Dice San Agustín: “esto me hizo llegar a Cartago, a mi alrededor chirriaba por doquier aquella sartén de amores depravados. Por aquella época yo no amaba todavía, pero deseaba amar. Interiormente sentía hambre por estar alejado del alimento interior, Tu mismo, Dios mío, cuando más vacío estaba mayor repugnancia sentía hacia ellos, por eso mi alma no gozaba de buena salud y se lanzaba hacia el exterior convertida en una llaga con la mezquina avidez de restregarse en las realidades sensibles.”

Agustín busca erróneamente el placer en las cosas sensibles, cuando siente hambre de bienes superiores, esto lo lleva a un descontento y a una vuelta hacia el interior, completando un círculo vicioso que aumentaba cada vez que el se sumía en este camino, lo hacía sentir más frustrado y más frustrado y perdía el sentido de la vida.

Cerca delos 19 años, ya tiene conciencia de que no es dueño de sí mismo, le falta objetividad, siente una amarga esclavitud. Cansado por esta interioridad y esta evasión, siente el no conocerse. “Estaba enfermo y ardía de fiebre debido a una insuficiencia de verdad cuando te buscaba, Dios mío, cuando te buscaba sin seguir las directrices del entendimiento racional con que quisiste diferenciarme de las bestias. Como yo había huido de mi mismo, no me encontraba, no pude ver la realidad ni aceptar en su orden objetivo de valores a este Dios.” 
Dentro de su propio ser había un desorden y había dos grandes amores, como nos puede pasar a nosotros.

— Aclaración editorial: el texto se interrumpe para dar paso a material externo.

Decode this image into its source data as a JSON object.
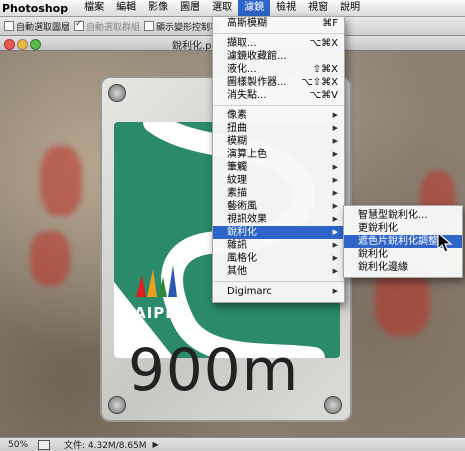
{
  "app": {
    "name": "Photoshop"
  },
  "menubar": [
    {
      "label": "檔案"
    },
    {
      "label": "編輯"
    },
    {
      "label": "影像"
    },
    {
      "label": "圖層"
    },
    {
      "label": "選取"
    },
    {
      "label": "濾鏡"
    },
    {
      "label": "檢視"
    },
    {
      "label": "視窗"
    },
    {
      "label": "說明"
    }
  ],
  "options": {
    "auto_select_layer": "自動選取圖層",
    "auto_select_group": "自動選取群組",
    "show_transform": "顯示變形控制項"
  },
  "document": {
    "title": "銳利化.psd"
  },
  "sign": {
    "brand": "TAIPEI",
    "distance": "900m"
  },
  "filter_menu": {
    "top": [
      {
        "label": "高斯模糊",
        "shortcut": "⌘F"
      }
    ],
    "group2": [
      {
        "label": "擷取...",
        "shortcut": "⌥⌘X"
      },
      {
        "label": "濾鏡收藏館..."
      },
      {
        "label": "液化...",
        "shortcut": "⇧⌘X"
      },
      {
        "label": "圖樣製作器...",
        "shortcut": "⌥⇧⌘X"
      },
      {
        "label": "消失點...",
        "shortcut": "⌥⌘V"
      }
    ],
    "group3": [
      {
        "label": "像素"
      },
      {
        "label": "扭曲"
      },
      {
        "label": "模糊"
      },
      {
        "label": "演算上色"
      },
      {
        "label": "筆觸"
      },
      {
        "label": "紋理"
      },
      {
        "label": "素描"
      },
      {
        "label": "藝術風"
      },
      {
        "label": "視訊效果"
      },
      {
        "label": "銳利化"
      },
      {
        "label": "雜訊"
      },
      {
        "label": "風格化"
      },
      {
        "label": "其他"
      }
    ],
    "group4": [
      {
        "label": "Digimarc"
      }
    ]
  },
  "sharpen_submenu": [
    {
      "label": "智慧型銳利化..."
    },
    {
      "label": "更銳利化"
    },
    {
      "label": "遮色片銳利化調整..."
    },
    {
      "label": "銳利化"
    },
    {
      "label": "銳利化邊緣"
    }
  ],
  "status": {
    "zoom": "50%",
    "doc_info": "文件: 4.32M/8.65M"
  },
  "colors": {
    "highlight": "#2f64c8",
    "sign_green": "#2a8a6a"
  }
}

En Agustín había un hombre con dos amores, un amor estaba situado en el hombre exterior, los sentidos corporales, aquellos que tiene que ver con nuestros placeres, con lo terrenal, con estas cosas que lo llenaban, el estudiaba, buscaba, se conectaba con diferentes sectas, trataba de hablar con algunos maestros. El buscaba, buscaba en estos sentidos corporales, en este hombre exterior.

Pero había un hombre interior más íntimo del alma racional que era la dignidad de ser humano, el lo sabía y este hombre interior buscaba otras cosas, buscaba encontrarse con la verdad, con el amor, la libertad y con el autoconocimiento.

La vida de hombre es el resultado de lo que ama, decía San Agustín que cada uno es aquello que ama.
Nosotros podríamos preguntarnos ¿qué amamos? ¿a quién amamos?  ¿cómo amamos?.
“Amas la tierra, tierra eres, amas a Dios ¿qué diré?, eres Dios” palabras del santo, de tal manera se compenetran el amante con el amado que se hacen una misma cosa, y las cualidades de lo amado, empapan al amante dándole el mismo color, el propio ser.

Para Agustín, la vida del hombre es como un movimiento pendular, un sintonizador entre la ausencia y la presencia de Dios.
Las cosas sensibles, temporales, carnales y Dios; que se desvía de su destino o para El camina directamente.
El drama interior de Agustín era éste, la lucha entre los dos amores que coexisten adentro de nuestra alma.
El tenía amor excesivo a las criaturas y no conseguía elevar su amor hasta convertirlo en caridad.

Si sintonizamos con los valores relativos como el erotismo, la ambición y la codicia, sentiremos vacío y ansiedad porque esos valores relativos no calman la sed sino que la aumentan.
Si vamos a sintonizar con los valores absolutos, como la libertad, la verdad y el amor, tendremos plenitud y autoconocimiento.